As the former taxi kings battle their lenders in court, the future of Chicago's taxi landscape remains uncertain. The thousands of foreclosed medallions and idle cabs represent a significant economic and social challenge. The saga serves as a cautionary tale about unchecked speculation, the rapid pace of technological disruption, and the fragility of markets built on artificial scarcity.
Frequently Asked Questions About Taxi Medallions and Loans
What is a taxi medallion?
A taxi medallion is an official permit, often an embossed metal plate, issued by a city that grants the owner the legal right to operate a taxi. Historically, these medallions were limited in number, creating scarcity and driving up their market value significantly.
Why did taxi medallion prices crash?
The primary reason for the collapse in taxi medallion prices was the rise of ride-sharing companies like Uber and Lyft. These services offered a convenient, often cheaper alternative to traditional taxis and operated with far fewer regulations, creating an uneven playing field.

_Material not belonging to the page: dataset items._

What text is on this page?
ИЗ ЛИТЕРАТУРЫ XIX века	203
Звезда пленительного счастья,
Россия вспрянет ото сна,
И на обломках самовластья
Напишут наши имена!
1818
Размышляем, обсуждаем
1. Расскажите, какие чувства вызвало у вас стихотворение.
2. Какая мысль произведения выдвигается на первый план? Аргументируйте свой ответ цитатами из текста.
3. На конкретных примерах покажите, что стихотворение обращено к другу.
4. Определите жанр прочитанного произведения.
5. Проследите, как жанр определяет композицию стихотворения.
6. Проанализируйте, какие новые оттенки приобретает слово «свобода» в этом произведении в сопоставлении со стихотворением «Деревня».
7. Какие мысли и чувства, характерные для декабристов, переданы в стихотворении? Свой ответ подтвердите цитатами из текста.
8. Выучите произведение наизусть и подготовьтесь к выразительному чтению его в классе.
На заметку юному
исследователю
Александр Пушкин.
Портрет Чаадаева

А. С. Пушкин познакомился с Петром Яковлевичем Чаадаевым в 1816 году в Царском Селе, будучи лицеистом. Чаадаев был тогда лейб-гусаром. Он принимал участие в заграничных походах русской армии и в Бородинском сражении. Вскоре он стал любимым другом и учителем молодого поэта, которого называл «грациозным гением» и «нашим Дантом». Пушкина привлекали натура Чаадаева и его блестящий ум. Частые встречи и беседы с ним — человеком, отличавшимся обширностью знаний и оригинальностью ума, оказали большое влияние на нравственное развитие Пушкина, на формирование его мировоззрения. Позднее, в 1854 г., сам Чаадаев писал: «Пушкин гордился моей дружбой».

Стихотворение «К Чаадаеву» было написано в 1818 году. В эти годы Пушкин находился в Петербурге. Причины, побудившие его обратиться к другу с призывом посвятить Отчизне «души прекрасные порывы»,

This new competition drastically reduced the demand for traditional taxi services, causing the value of medallions, which derive their worth from the exclusivity of operating a cab, to plummet. The COVID-19 pandemic further exacerbated this decline by reducing overall travel and passenger numbers.
Are New York credit unions still lending for taxi medallions?

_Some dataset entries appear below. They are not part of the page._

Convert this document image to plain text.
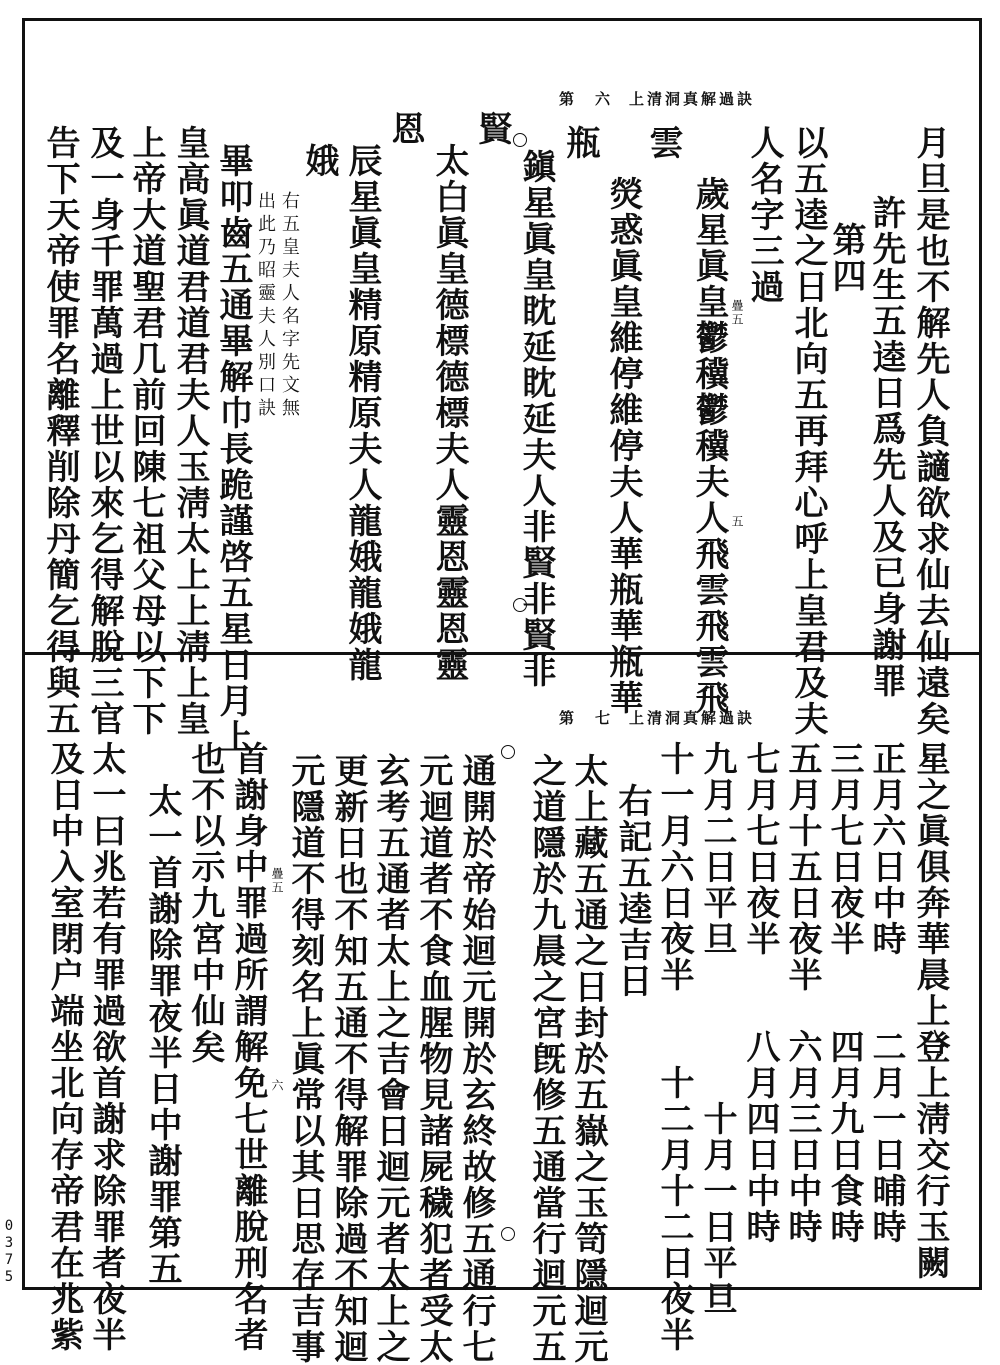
0
3
7
5
上清洞真解過訣
第　六
月旦是也不解先人負讁欲求仙去仙遠矣
許先生五逵日爲先人及已身謝罪
第四
以五逵之日北向五再拜心呼上皇君及夫
人名字三過
疊五
五
歲星眞皇鬱䆊鬱䆊夫人飛雲飛雲飛
雲
熒惑眞皇維停維停夫人華瓶華瓶華
瓶
鎭星眞皇眈延眈延夫人非賢非賢非
賢
太白眞皇德標德標夫人靈恩靈恩靈
恩
辰星眞皇精原精原夫人龍娥龍娥龍
娥
右五皇夫人名字先文無
出此乃昭靈夫人別口訣
畢叩齒五通畢解巾長跪謹啓五星日月上
皇高眞道君道君夫人玉淸太上上淸上皇
上帝大道聖君几前回陳七祖父母以下下
及一身千罪萬過上世以來乞得解脫三官
告下天帝使罪名離釋削除丹簡乞得與五	上清洞真解過訣
第　七
星之眞俱奔華晨上登上淸交行玉闕
正月六日中時　　二月一日晡時
三月七日夜半　　四月九日食時
五月十五日夜半　六月三日中時
七月七日夜半　　八月四日中時
九月二日平旦　　　　十月一日平旦
十一月六日夜半　　十二月十二日夜半
右記五逵吉日
太上藏五通之日封於五嶽之玉笥隱迴元
之道隱於九晨之宮旣修五通當行迴元五
通開於帝始迴元開於玄終故修五通行七
元迴道者不食血腥物見諸屍穢犯者受太
玄考五通者太上之吉會日迴元者太上之
更新日也不知五通不得解罪除過不知迴
元隱道不得刻名上眞常以其日思存吉事
疊五
六
首謝身中罪過所謂解免七世離脫刑名者
也不以示九宮中仙矣
太一首謝除罪夜半日中謝罪第五
太一曰兆若有罪過欲首謝求除罪者夜半
及日中入室閉户端坐北向存帝君在兆紫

Based on the information available, New York credit unions that specialised in taxi medallion loans have suffered severe financial losses, with some having "gone belly up." The National Credit Union Administration estimates over £700 million in losses for credit unions from these loans. This indicates that while they were previously active lenders in this sector, they are now either insolvent, significantly constrained, or have ceased making such loans due to the catastrophic market collapse and resulting financial ruin.
What is the current state of Chicago's taxi industry?
Chicago's taxi industry has shrunk dramatically. As of December, only 703 active medallions remained, a steep decline from previous years. Thousands of medallions have been in foreclosure, with many owners surrendering them or putting their cabs on inactive status. The industry is a shadow of its former self, profoundly impacted by ride-sharing competition and the pandemic.
What is the future of taxis in major cities?
The future of traditional taxis in major cities is uncertain. They face ongoing challenges from ride-sharing services, which offer flexibility and often lower fares due to fewer regulatory burdens. While traditional taxis still hold a place, especially for certain services or at specific transport hubs, the industry is undergoing a period of significant adjustment. Many cities are exploring new regulatory frameworks to create a more equitable environment for all transport providers, but the days of sky-high medallion values are likely over.